Can you briefly explain about the Maker Space at POSTECH and what you are in charge of?
I open a basic Maker course called “Maker Introduction”. The course was motivated by the course of MIT Media Lab, “How to make anything”, which led the lab to come up with plenty of outstanding ideas. Actually, the Department of Creative IT Engineering (CiTE) was aimed to be the Media lab of POSTECH. However, when I was appointed to CiTE, it was far from ideal.
At first, I used my private research funds to equip Maker Space with instruments and founded a Maker course. Later, the former President and executives found out and gave full support to create the best Maker Space in Korea. The current President also promised to construct a Maker Space in CHANGe UP GROUND. I am expecting it to become the finest Maker Space in Asia.
All I do is just provide a Maker environment and an education curriculum, and there are many people behind the scene supporting it.

What was the most memorable experience during the Making activities?
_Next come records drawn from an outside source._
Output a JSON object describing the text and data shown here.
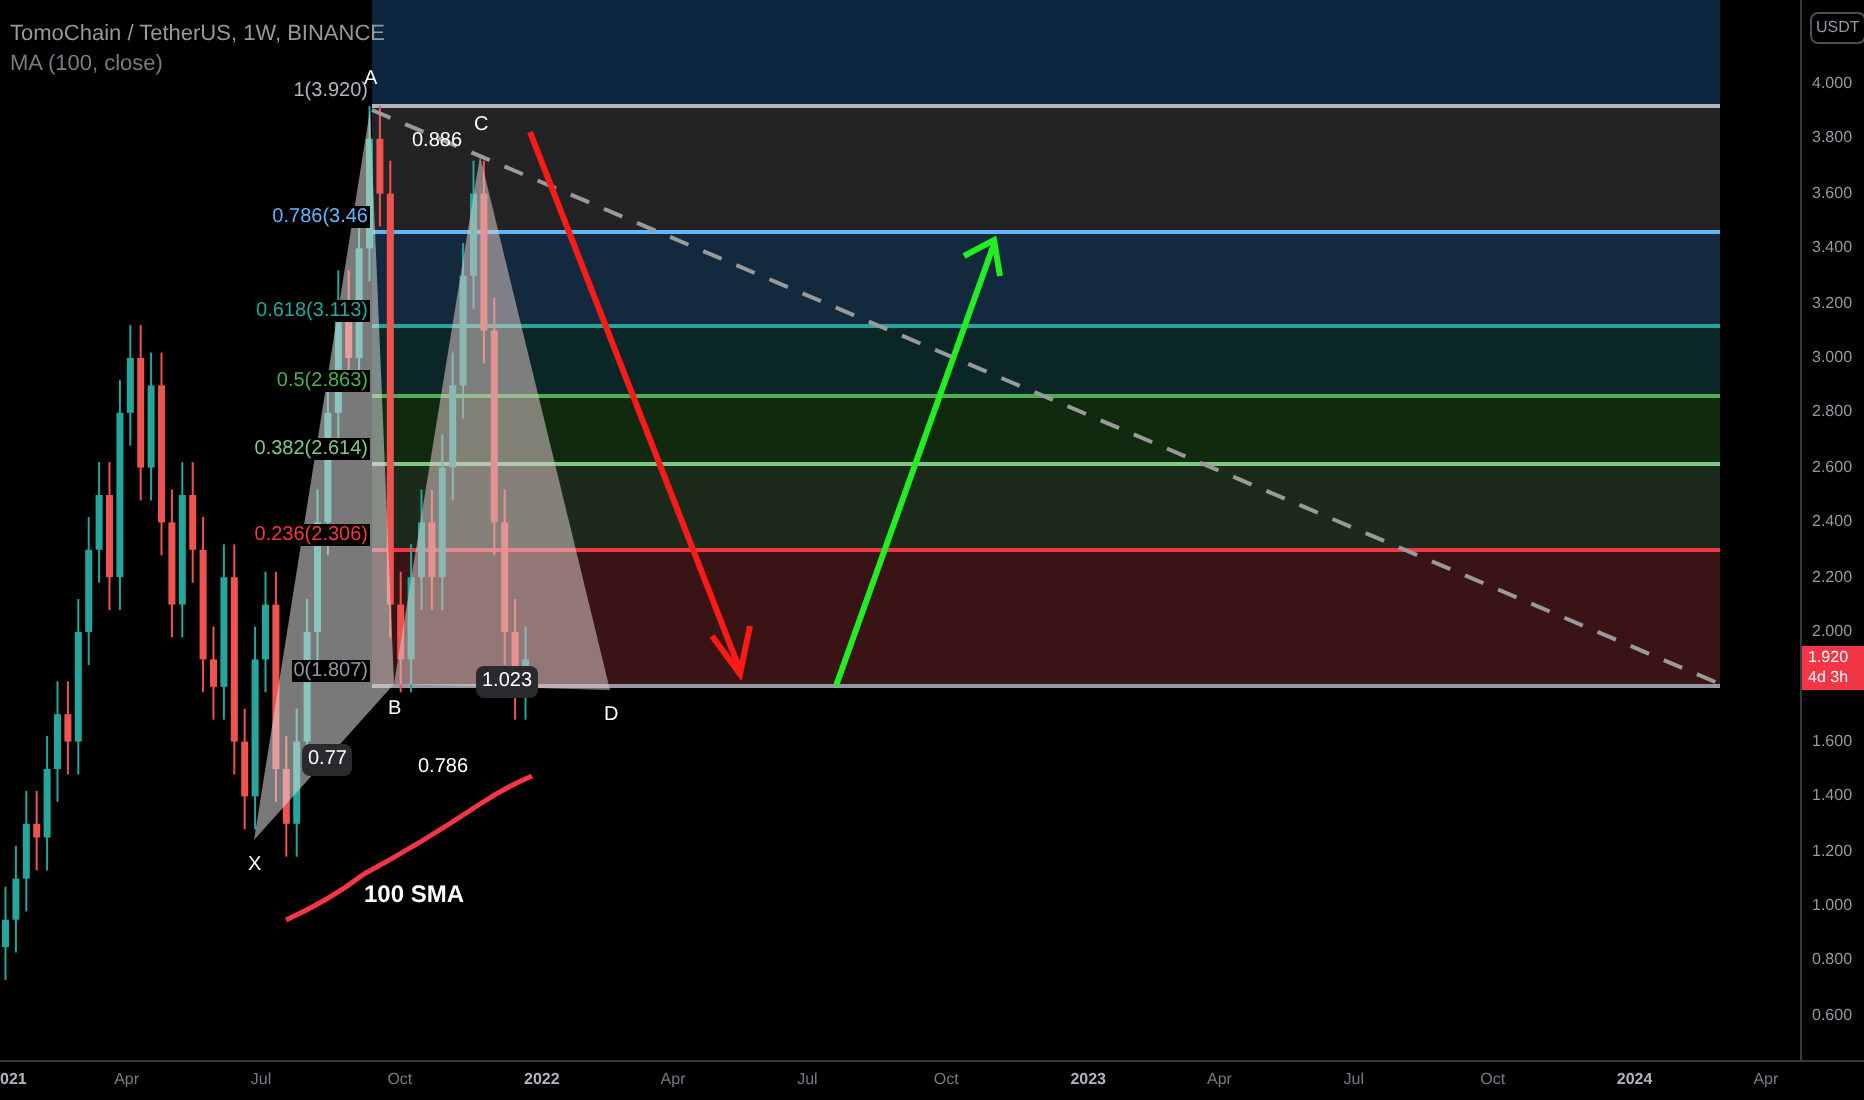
{
  "header": {
    "title": "TomoChain / TetherUS, 1W, BINANCE",
    "indicator": "MA (100, close)"
  },
  "fib_levels": [
    {
      "label": "1(3.920)",
      "color": "#b2b5be"
    },
    {
      "label": "0.786(3.46",
      "color": "#64b5f6"
    },
    {
      "label": "0.618(3.113)",
      "color": "#26a69a"
    },
    {
      "label": "0.5(2.863)",
      "color": "#4caf50"
    },
    {
      "label": "0.382(2.614)",
      "color": "#81c784"
    },
    {
      "label": "0.236(2.306)",
      "color": "#f23645"
    },
    {
      "label": "0(1.807)",
      "color": "#9598a1"
    }
  ],
  "pattern_points": [
    "X",
    "A",
    "B",
    "C",
    "D"
  ],
  "ratios": [
    {
      "label": "0.886",
      "kind": "plain"
    },
    {
      "label": "0.77",
      "kind": "boxed"
    },
    {
      "label": "0.786",
      "kind": "plain"
    },
    {
      "label": "1.023",
      "kind": "boxed"
    }
  ],
  "sma_label": "100 SMA",
  "price_axis": {
    "unit": "USDT",
    "ticks": [
      "4.000",
      "3.800",
      "3.600",
      "3.400",
      "3.200",
      "3.000",
      "2.800",
      "2.600",
      "2.400",
      "2.200",
      "2.000",
      "1.600",
      "1.400",
      "1.200",
      "1.000",
      "0.800",
      "0.600"
    ],
    "last_price": "1.920",
    "countdown": "4d 3h"
  },
  "time_axis": [
    {
      "label": "021",
      "kind": "year"
    },
    {
      "label": "Apr",
      "kind": "month"
    },
    {
      "label": "Jul",
      "kind": "month"
    },
    {
      "label": "Oct",
      "kind": "month"
    },
    {
      "label": "2022",
      "kind": "year"
    },
    {
      "label": "Apr",
      "kind": "month"
    },
    {
      "label": "Jul",
      "kind": "month"
    },
    {
      "label": "Oct",
      "kind": "month"
    },
    {
      "label": "2023",
      "kind": "year"
    },
    {
      "label": "Apr",
      "kind": "month"
    },
    {
      "label": "Jul",
      "kind": "month"
    },
    {
      "label": "Oct",
      "kind": "month"
    },
    {
      "label": "2024",
      "kind": "year"
    },
    {
      "label": "Apr",
      "kind": "month"
    }
  ]
}
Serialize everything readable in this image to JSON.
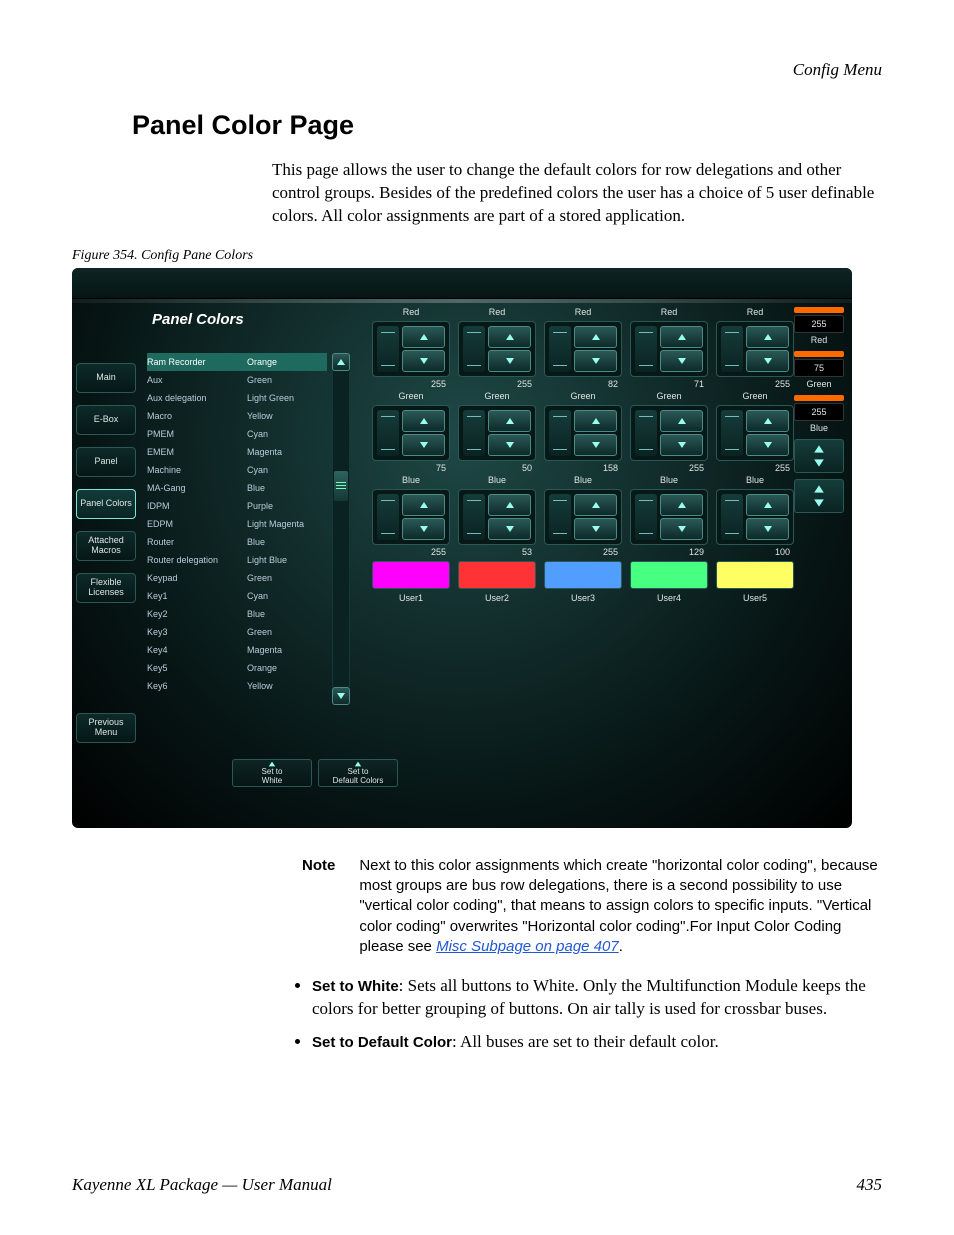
{
  "header": "Config Menu",
  "title": "Panel Color Page",
  "intro": "This page allows the user to change the default colors for row delegations and other control groups. Besides of the predefined colors the user has a choice of 5 user definable colors. All color assignments are part of a stored application.",
  "figure_caption": "Figure 354.  Config Pane Colors",
  "shot": {
    "panel_title": "Panel Colors",
    "left_tabs": [
      "Main",
      "E-Box",
      "Panel",
      "Panel Colors",
      "Attached Macros",
      "Flexible Licenses"
    ],
    "prev_tab": "Previous Menu",
    "list": [
      {
        "name": "Ram Recorder",
        "color": "Orange",
        "hi": true
      },
      {
        "name": "Aux",
        "color": "Green"
      },
      {
        "name": "Aux delegation",
        "color": "Light Green"
      },
      {
        "name": "Macro",
        "color": "Yellow"
      },
      {
        "name": "PMEM",
        "color": "Cyan"
      },
      {
        "name": "EMEM",
        "color": "Magenta"
      },
      {
        "name": "Machine",
        "color": "Cyan"
      },
      {
        "name": "MA-Gang",
        "color": "Blue"
      },
      {
        "name": "IDPM",
        "color": "Purple"
      },
      {
        "name": "EDPM",
        "color": "Light Magenta"
      },
      {
        "name": "Router",
        "color": "Blue"
      },
      {
        "name": "Router delegation",
        "color": "Light Blue"
      },
      {
        "name": "Keypad",
        "color": "Green"
      },
      {
        "name": "Key1",
        "color": "Cyan"
      },
      {
        "name": "Key2",
        "color": "Blue"
      },
      {
        "name": "Key3",
        "color": "Green"
      },
      {
        "name": "Key4",
        "color": "Magenta"
      },
      {
        "name": "Key5",
        "color": "Orange"
      },
      {
        "name": "Key6",
        "color": "Yellow"
      }
    ],
    "channels": [
      "Red",
      "Green",
      "Blue"
    ],
    "mixers": [
      {
        "r": 255,
        "g": 75,
        "b": 255
      },
      {
        "r": 255,
        "g": 50,
        "b": 53
      },
      {
        "r": 82,
        "g": 158,
        "b": 255
      },
      {
        "r": 71,
        "g": 255,
        "b": 129
      },
      {
        "r": 255,
        "g": 255,
        "b": 100
      }
    ],
    "swatches": [
      {
        "label": "User1",
        "color": "#ff00ff"
      },
      {
        "label": "User2",
        "color": "#ff3235"
      },
      {
        "label": "User3",
        "color": "#529eff"
      },
      {
        "label": "User4",
        "color": "#47ff81"
      },
      {
        "label": "User5",
        "color": "#ffff64"
      }
    ],
    "readouts": [
      {
        "bar": "#ff6a00",
        "val": "255",
        "lab": "Red"
      },
      {
        "bar": "#ff6a00",
        "val": "75",
        "lab": "Green"
      },
      {
        "bar": "#ff6a00",
        "val": "255",
        "lab": "Blue"
      }
    ],
    "bottom_buttons": [
      "Set to\nWhite",
      "Set to\nDefault Colors"
    ]
  },
  "note_label": "Note",
  "note_text_1": "Next to this color assignments which create \"horizontal color coding\", because most groups are bus row delegations, there is a second possibility to use \"vertical color coding\", that means to assign colors to specific inputs. \"Vertical color coding\" overwrites \"Horizontal color coding\".For Input Color Coding please see ",
  "note_link": "Misc Subpage",
  "note_text_2": " on page 407",
  "bullets": [
    {
      "b": "Set to White",
      "t": ": Sets all buttons to White. Only the Multifunction Module keeps the colors for better grouping of buttons. On air tally is used for crossbar buses."
    },
    {
      "b": "Set to Default Color",
      "t": ": All buses are set to their default color."
    }
  ],
  "footer_left": "Kayenne XL Package — User Manual",
  "footer_right": "435"
}
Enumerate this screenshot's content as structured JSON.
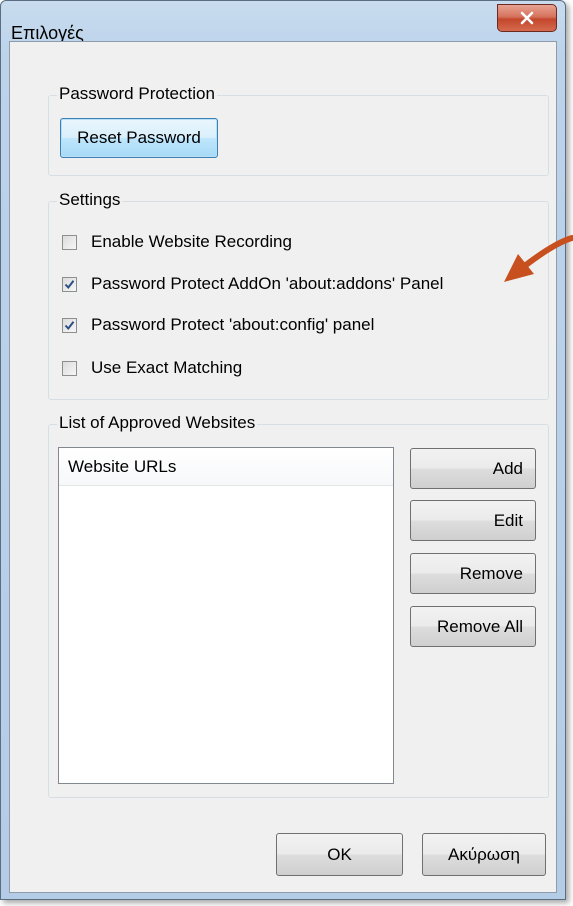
{
  "window": {
    "title": "Επιλογές",
    "close_label": "x"
  },
  "password_protection": {
    "group_label": "Password Protection",
    "reset_button": "Reset Password"
  },
  "settings": {
    "group_label": "Settings",
    "options": [
      {
        "label": "Enable Website Recording",
        "checked": false
      },
      {
        "label": "Password Protect AddOn 'about:addons' Panel",
        "checked": true
      },
      {
        "label": "Password Protect 'about:config' panel",
        "checked": true
      },
      {
        "label": "Use Exact Matching",
        "checked": false
      }
    ]
  },
  "approved_websites": {
    "group_label": "List of Approved Websites",
    "column_header": "Website URLs",
    "rows": [],
    "buttons": {
      "add": "Add",
      "edit": "Edit",
      "remove": "Remove",
      "remove_all": "Remove All"
    }
  },
  "footer": {
    "ok": "OK",
    "cancel": "Ακύρωση"
  },
  "annotation": {
    "icon": "arrow-pointer-icon",
    "color": "#c8501e"
  }
}
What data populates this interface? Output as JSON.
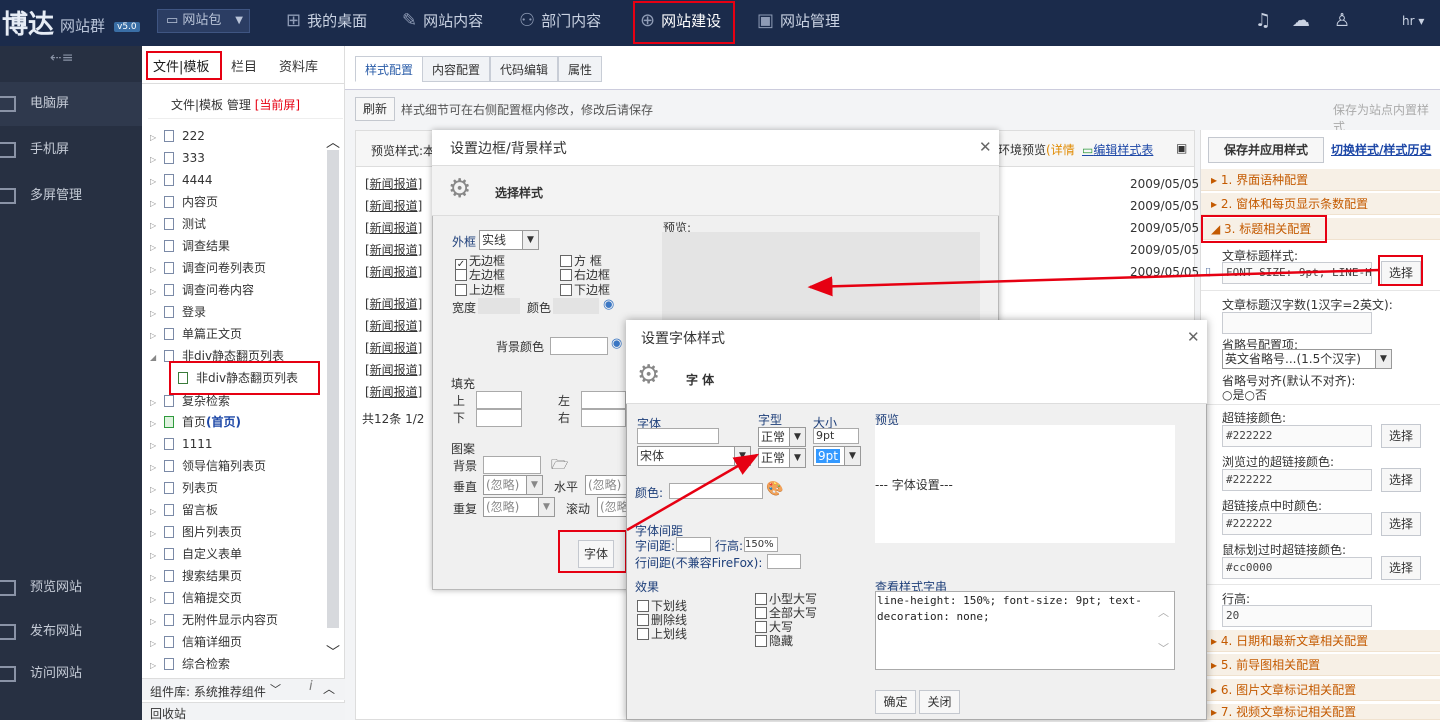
{
  "header": {
    "logo": "博达",
    "logo_sub": "网站群",
    "version": "v5.0",
    "site_select": "网站包",
    "nav": [
      "我的桌面",
      "网站内容",
      "部门内容",
      "网站建设",
      "网站管理"
    ],
    "user": "hr"
  },
  "left_sidebar": {
    "collapse_icon": "menu-collapse-icon",
    "items": [
      "电脑屏",
      "手机屏",
      "多屏管理"
    ],
    "bottom_items": [
      "预览网站",
      "发布网站",
      "访问网站"
    ]
  },
  "file_panel": {
    "tabs": [
      "文件|模板",
      "栏目",
      "资料库"
    ],
    "header": "文件|模板 管理",
    "current": "[当前屏]",
    "items": [
      "222",
      "333",
      "4444",
      "内容页",
      "测试",
      "调查结果",
      "调查问卷列表页",
      "调查问卷内容",
      "登录",
      "单篇正文页",
      "非div静态翻页列表",
      "非div静态翻页列表",
      "复杂检索",
      "首页",
      "(首页)",
      "1111",
      "领导信箱列表页",
      "列表页",
      "留言板",
      "图片列表页",
      "自定义表单",
      "搜索结果页",
      "信箱提交页",
      "无附件显示内容页",
      "信箱详细页",
      "综合检索"
    ],
    "components": "组件库: 系统推荐组件",
    "recycle": "回收站"
  },
  "main": {
    "tabs": [
      "样式配置",
      "内容配置",
      "代码编辑",
      "属性"
    ],
    "refresh": "刷新",
    "tip": "样式细节可在右侧配置框内修改，修改后请保存",
    "save_as": "保存为站点内置样式",
    "preview_label": "预览样式:本",
    "env_preview": "环境预览",
    "detail": "(详情",
    "edit_style": "编辑样式表",
    "news_tag": "[新闻报道]",
    "news_dates": [
      "2009/05/05",
      "2009/05/05",
      "2009/05/05",
      "2009/05/05",
      "2009/05/05"
    ],
    "pager": "共12条  1/2"
  },
  "right_panel": {
    "save_apply": "保存并应用样式",
    "switch": "切换样式/样式历史",
    "sections": [
      "1. 界面语种配置",
      "2. 窗体和每页显示条数配置",
      "3. 标题相关配置",
      "4. 日期和最新文章相关配置",
      "5. 前导图相关配置",
      "6. 图片文章标记相关配置",
      "7. 视频文章标记相关配置"
    ],
    "title_style_label": "文章标题样式:",
    "title_style_value": "FONT-SIZE: 9pt; LINE-HEI",
    "choose": "选择",
    "title_chars_label": "文章标题汉字数(1汉字=2英文):",
    "ellipsis_label": "省略号配置项:",
    "ellipsis_value": "英文省略号...(1.5个汉字)",
    "ellipsis_align_label": "省略号对齐(默认不对齐):",
    "align_yes": "是",
    "align_no": "否",
    "link_color_label": "超链接颜色:",
    "link_color": "#222222",
    "visited_label": "浏览过的超链接颜色:",
    "visited_color": "#222222",
    "active_label": "超链接点中时颜色:",
    "active_color": "#222222",
    "hover_label": "鼠标划过时超链接颜色:",
    "hover_color": "#cc0000",
    "line_height_label": "行高:",
    "line_height": "20"
  },
  "modal_border": {
    "title": "设置边框/背景样式",
    "subtitle": "选择样式",
    "outer_label": "外框",
    "outer_value": "实线",
    "borders": [
      "无边框",
      "方  框",
      "左边框",
      "右边框",
      "上边框",
      "下边框"
    ],
    "width_label": "宽度",
    "color_label": "颜色",
    "bg_color_label": "背景颜色",
    "padding_label": "填充",
    "pad_top": "上",
    "pad_left": "左",
    "pad_bottom": "下",
    "pad_right": "右",
    "image_label": "图案",
    "bg_label": "背景",
    "vertical_label": "垂直",
    "horizontal_label": "水平",
    "repeat_label": "重复",
    "scroll_label": "滚动",
    "ignore": "(忽略)",
    "preview_label": "预览:",
    "font_btn": "字体"
  },
  "modal_font": {
    "title": "设置字体样式",
    "subtitle": "字 体",
    "font_label": "字体",
    "font_value": "宋体",
    "style_label": "字型",
    "style_value1": "正常",
    "style_value2": "正常",
    "size_label": "大小",
    "size_value1": "9pt",
    "size_value2": "9pt",
    "color_label": "颜色:",
    "spacing_title": "字体间距",
    "letter_spacing": "字间距:",
    "line_height": "行高:",
    "line_height_value": "150%",
    "row_spacing": "行间距(不兼容FireFox):",
    "effects_title": "效果",
    "effects_left": [
      "下划线",
      "删除线",
      "上划线"
    ],
    "effects_right": [
      "小型大写",
      "全部大写",
      "大写",
      "隐藏"
    ],
    "preview_label": "预览",
    "preview_text": "--- 字体设置---",
    "css_label": "查看样式字串",
    "css_value": "line-height: 150%; font-size: 9pt; text-decoration: none;",
    "ok": "确定",
    "close": "关闭"
  },
  "colors": {
    "topbar": "#1b2b4b",
    "sidebar": "#273042",
    "highlight": "#e60012",
    "accent": "#2a5ca8"
  }
}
When the Maker course was first opened in 2019, it was an imitation of the class of MIT Media lab. However, I think that it was unsuccessful. In Korea, Making is regarded as useless, which makes it difficult for students to participate in Making courses.
Then, I changed the class into a very basic woodworking class in the 2020 Fall Semester. But I was not assured whether students would prefer it or not. So, I asked students to take a class during the summer break in advance. About eight students came to school and took a class during the summer break, which is most memorable.
Despite the preparations, the Maker class in the Fall semester was conducted online due to COVID-19. As time went by, students lost interest in the class as they just watched Making through videos. In the middle of the fall semester, face-to-face classes were allowed for some courses, and I could have a lesson in the Maker Space with a few students. After students experienced Making first hand, they said, “Now I find the class interesting”, which is also memorable.

What do you think about Maker culture in POSTECH?
Without caution, students can be seriously injured during Making. Therefore, we stress the importance of safety in Maker classes. We want students to learn safety through training, not only by reading books.
Many students think that learning is conducted just by reading books through the eyes. However, many parts of learning are conducted through hands. 
What universities have to do is nurture people who produce knowledge, and its precondition is people who can think by themselves. They should be able to constantly raise questions, which is called “tinkering”. Students’ attitudes can be changed from passive to active through Maker classes, and that is why Maker classes are important.
At university, students have to learn tacit knowledge, which can only be acquired through experience. All I can tell you is to take the class and make. Even finding out that “I am not suitable for Making” can be a lesson. It is important to learn how to acquire knowledge more quickly and deeply through Making.